EZB warnt vor zunehmenden Abwärtsrisiken für Banken
EZB warnt vor zunehmenden Abwärtsrisiken für Banken
Trübe Wirtschaftsaussichten und politische Risiken belasten – Finanzierungskosten steigen
fir Frankfurt
Die Banken im Euroraum haben laut Europäischer Zentralbank (EZB) vor allem dank der gestiegenen Zinsen Erträge und Profitabilität ausgebaut, sähen sich aber unter anderem angesichts konjunktureller und politischer Unwägbarkeiten zunehmenden Abwärtsrisiken ausgesetzt. So hätten die Unsicherheiten hinsichtlich der Ertragsaussichten zugenommen, schreibt die EZB in ihrem am Mittwoch erschienenen Finanzstabilitätsbericht, den sie zweimal jährlich herausgibt. Alles in allem bleibe der Ausblick auf die Finanzstabilität im Euroraum "fragil", hält sie darin fest.

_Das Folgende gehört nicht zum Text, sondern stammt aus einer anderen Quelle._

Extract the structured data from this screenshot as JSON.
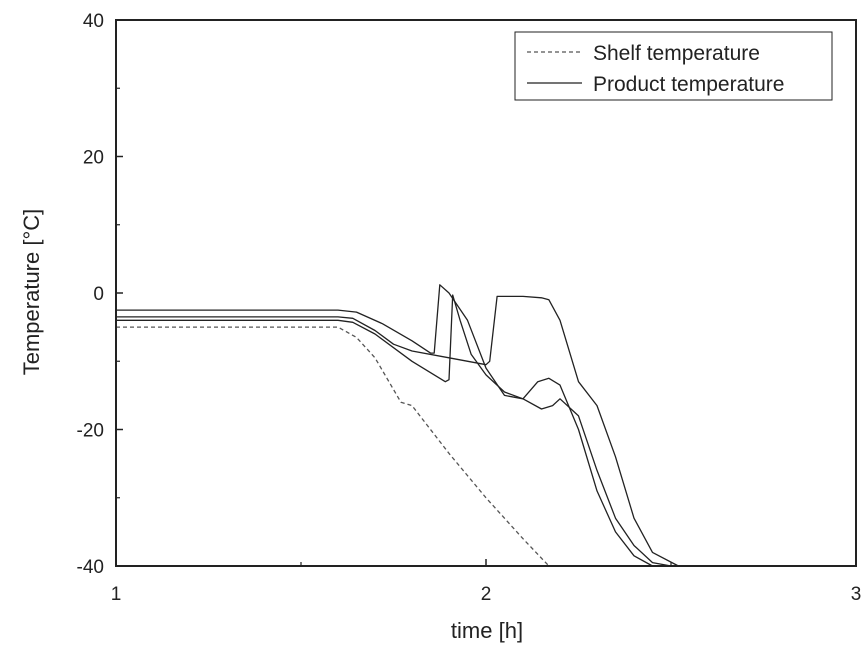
{
  "chart_data": {
    "type": "line",
    "xlabel": "time [h]",
    "ylabel": "Temperature [°C]",
    "xlim": [
      1,
      3
    ],
    "ylim": [
      -40,
      40
    ],
    "xticks": [
      1,
      2,
      3
    ],
    "yticks": [
      -40,
      -20,
      0,
      20,
      40
    ],
    "xtick_labels": [
      "1",
      "2",
      "3"
    ],
    "ytick_labels": [
      "-40",
      "-20",
      "0",
      "20",
      "40"
    ],
    "grid": false,
    "legend": {
      "position": "top-right",
      "entries": [
        {
          "label": "Shelf temperature",
          "style": "dashed"
        },
        {
          "label": "Product temperature",
          "style": "solid"
        }
      ]
    },
    "series": [
      {
        "name": "Shelf temperature",
        "style": "dashed",
        "color": "#555555",
        "x": [
          1.0,
          1.6,
          1.65,
          1.7,
          1.77,
          1.8,
          1.9,
          2.0,
          2.1,
          2.17
        ],
        "y": [
          -5.0,
          -5.0,
          -6.5,
          -9.5,
          -16.0,
          -16.5,
          -23.5,
          -30.0,
          -36.0,
          -40.0
        ]
      },
      {
        "name": "Product temperature",
        "style": "solid",
        "color": "#222222",
        "x": [
          1.0,
          1.6,
          1.64,
          1.7,
          1.8,
          1.89,
          1.9,
          1.91,
          1.93,
          1.96,
          2.0,
          2.05,
          2.1,
          2.15,
          2.18,
          2.2,
          2.25,
          2.3,
          2.35,
          2.4,
          2.45,
          2.5
        ],
        "y": [
          -4.0,
          -4.0,
          -4.3,
          -6.0,
          -10.0,
          -13.0,
          -12.7,
          -0.3,
          -4.0,
          -9.0,
          -12.0,
          -14.5,
          -15.5,
          -17.0,
          -16.5,
          -15.5,
          -18.0,
          -26.0,
          -33.0,
          -37.0,
          -39.5,
          -40.0
        ]
      },
      {
        "name": "Product temperature",
        "style": "solid",
        "color": "#222222",
        "x": [
          1.0,
          1.6,
          1.65,
          1.72,
          1.8,
          1.85,
          1.86,
          1.875,
          1.9,
          1.95,
          2.0,
          2.05,
          2.1,
          2.14,
          2.17,
          2.2,
          2.25,
          2.3,
          2.35,
          2.4,
          2.45
        ],
        "y": [
          -2.5,
          -2.5,
          -2.8,
          -4.5,
          -7.0,
          -8.8,
          -8.8,
          1.2,
          0.0,
          -4.0,
          -11.0,
          -15.0,
          -15.5,
          -13.0,
          -12.5,
          -13.5,
          -20.0,
          -29.0,
          -35.0,
          -38.5,
          -40.0
        ]
      },
      {
        "name": "Product temperature",
        "style": "solid",
        "color": "#222222",
        "x": [
          1.0,
          1.6,
          1.64,
          1.7,
          1.75,
          1.8,
          1.9,
          2.0,
          2.01,
          2.03,
          2.1,
          2.15,
          2.17,
          2.2,
          2.25,
          2.3,
          2.35,
          2.4,
          2.45,
          2.52
        ],
        "y": [
          -3.5,
          -3.5,
          -3.7,
          -5.5,
          -7.5,
          -8.5,
          -9.5,
          -10.5,
          -10.0,
          -0.5,
          -0.5,
          -0.7,
          -1.0,
          -4.0,
          -13.0,
          -16.5,
          -24.0,
          -33.0,
          -38.0,
          -40.0
        ]
      }
    ]
  }
}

De Guindos konstatiert Gegenwind
"Obwohl ihre Kreditmargen bisher weitgehend von den steigenden Zinsen profitiert haben, sehen sich die Banken zunehmend mit Gegenwind konfrontiert", wird EZB-Vizepräsident Luis de Guindos zitiert. Die Kreditnachfrage kühlt ihm zufolge "außergewöhnlich schnell" ab, und die Kreditausfälle nähmen zu, wenn auch von einem niedrigen Niveau aus. Darüber hinaus bereite die Schwäche der Immobilienmärkte Sorge, und zwar sowohl bei Gewerbe- als auch bei Wohnimmobilien.
EZB-Vizepräsident Luis de GuindosObwohl ihre Kreditmargen bisher weitgehend von den steigenden Zinsen profitiert haben, sehen sich die Banken zunehmend mit Gegenwind konfrontiert.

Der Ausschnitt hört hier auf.